Apresentam pressão muito baixa, frequência cardíaca elevada e respiração acelerada—não porque os pulmões estejam comprometidos como na COVID, mas devido ao choque. Recebem reposição volêmica, como soro fisiológico, o que ajuda um pouco. Mas uma porcentagem surpreendente acaba precisando de UTI.
Algumas necessitam de medicamentos para sustentar o coração e a pressão, como vasopressores (adrenalina ou dopamina), às vezes em combinação.
Dr. Randy Cron, MD: O tratamento inicial, pela semelhança com a Kawasaki e o risco coronariano, é a imunoglobulina intravenosa (IVIG)—um pool de anticorpos de múltiplos doadores. Não sabemos exatamente como funciona, mas desde os anos 80 sabemos que reduz significativamente o risco de dilatações ou aneurismas das coronárias.
Antes da IVIG, até 25% das crianças desenvolviam esses problemas; depois, menos de 2%. Foi um avanço dramático. Pelas semelhanças, especialmente nas crianças menores, foi a primeira opção. Nossos colegas na Europa—Itália, Reino Unido e outros—já relatavam isso.
Quando a onda chegou ao Nordeste dos EUA (Nova York, Boston, Filadélfia), também começaram a usar IVIG. Funciona para a maioria. Para quem não responde, acrescentamos glicocorticoides (esteroides), como se faz na Kawasaki refratária.
Na SIM-P, se a IVIG não surtir efeito, usamos corticoides. No nosso hospital no Alabama, provavelmente atendemos cerca de 150 crianças nos últimos dois anos. Felizmente, nenhuma morreu, embora a mortalidade global seja de 1,5% a 2%. Não é algo benigno.
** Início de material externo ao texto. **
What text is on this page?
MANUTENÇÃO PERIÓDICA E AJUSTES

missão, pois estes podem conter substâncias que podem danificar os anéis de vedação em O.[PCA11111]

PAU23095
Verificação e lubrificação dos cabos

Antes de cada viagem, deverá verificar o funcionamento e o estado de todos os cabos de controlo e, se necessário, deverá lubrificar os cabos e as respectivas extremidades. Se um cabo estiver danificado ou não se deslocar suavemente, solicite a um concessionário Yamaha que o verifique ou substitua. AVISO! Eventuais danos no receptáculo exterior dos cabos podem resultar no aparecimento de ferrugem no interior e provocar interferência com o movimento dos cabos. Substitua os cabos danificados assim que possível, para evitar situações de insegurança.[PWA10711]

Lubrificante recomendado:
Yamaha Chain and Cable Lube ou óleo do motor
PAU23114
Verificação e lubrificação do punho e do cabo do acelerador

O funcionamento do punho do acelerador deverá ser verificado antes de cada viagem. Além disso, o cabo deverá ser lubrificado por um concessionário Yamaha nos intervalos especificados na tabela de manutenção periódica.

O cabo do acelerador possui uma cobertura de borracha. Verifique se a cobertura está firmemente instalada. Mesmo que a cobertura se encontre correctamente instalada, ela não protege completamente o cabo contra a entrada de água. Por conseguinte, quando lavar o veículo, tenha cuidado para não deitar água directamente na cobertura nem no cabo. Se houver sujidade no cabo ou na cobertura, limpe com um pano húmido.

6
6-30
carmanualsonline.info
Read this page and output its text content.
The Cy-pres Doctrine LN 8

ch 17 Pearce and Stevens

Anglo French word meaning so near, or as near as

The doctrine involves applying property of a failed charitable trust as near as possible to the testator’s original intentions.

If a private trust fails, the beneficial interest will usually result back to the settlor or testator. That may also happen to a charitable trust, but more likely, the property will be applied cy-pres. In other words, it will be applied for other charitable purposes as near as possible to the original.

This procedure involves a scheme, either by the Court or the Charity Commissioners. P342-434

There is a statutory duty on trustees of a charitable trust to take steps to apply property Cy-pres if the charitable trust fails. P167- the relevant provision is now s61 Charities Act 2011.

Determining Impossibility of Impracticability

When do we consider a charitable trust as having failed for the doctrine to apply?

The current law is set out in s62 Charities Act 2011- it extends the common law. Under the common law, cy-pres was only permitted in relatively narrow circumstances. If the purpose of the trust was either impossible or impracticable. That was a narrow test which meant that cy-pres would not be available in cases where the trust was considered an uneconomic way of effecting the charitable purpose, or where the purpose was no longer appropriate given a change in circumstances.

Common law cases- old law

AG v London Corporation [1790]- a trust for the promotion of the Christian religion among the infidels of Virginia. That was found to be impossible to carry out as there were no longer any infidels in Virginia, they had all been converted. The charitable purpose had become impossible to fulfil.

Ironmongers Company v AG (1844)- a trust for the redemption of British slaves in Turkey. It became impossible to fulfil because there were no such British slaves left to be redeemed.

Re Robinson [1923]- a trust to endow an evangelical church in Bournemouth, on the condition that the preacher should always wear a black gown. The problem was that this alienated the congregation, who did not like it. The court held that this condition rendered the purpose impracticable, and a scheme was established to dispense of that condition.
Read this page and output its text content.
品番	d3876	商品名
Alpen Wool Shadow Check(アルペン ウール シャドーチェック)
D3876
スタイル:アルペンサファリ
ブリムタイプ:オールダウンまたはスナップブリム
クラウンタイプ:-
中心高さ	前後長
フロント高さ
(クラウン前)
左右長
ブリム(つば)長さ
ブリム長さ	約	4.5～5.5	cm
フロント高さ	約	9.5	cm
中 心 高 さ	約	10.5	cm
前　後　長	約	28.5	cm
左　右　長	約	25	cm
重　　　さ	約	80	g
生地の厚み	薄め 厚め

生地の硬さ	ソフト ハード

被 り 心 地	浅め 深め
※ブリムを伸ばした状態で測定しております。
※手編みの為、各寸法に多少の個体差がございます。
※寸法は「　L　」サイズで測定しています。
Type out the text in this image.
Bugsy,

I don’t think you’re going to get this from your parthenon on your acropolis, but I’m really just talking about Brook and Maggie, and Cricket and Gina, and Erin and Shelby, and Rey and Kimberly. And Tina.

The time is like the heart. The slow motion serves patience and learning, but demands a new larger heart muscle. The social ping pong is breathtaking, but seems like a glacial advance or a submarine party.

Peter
Mas, por mais graves que cheguem, as crianças melhoram rápido. A média de internação no nosso hospital foi de cinco dias—e, como o Alabama foi atingido depois do Nordeste, pudemos aprender com a experiência alheia.
Já sabíamos que devíamos usar IVIG logo e não hesitar em dar esteroides. Se ainda assim não fosse suficiente, poderíamos recorrer a agentes biológicos, como bloqueadores de IL-1 ou de TNF—que também mostraram benefício em Kawasaki refratária.
No pior dos casos, algumas crianças precisam de ECMO (oxigenação por membrana extracorpórea) se o coração não estiver funcionando. É um procedimento complexo, mas necessário.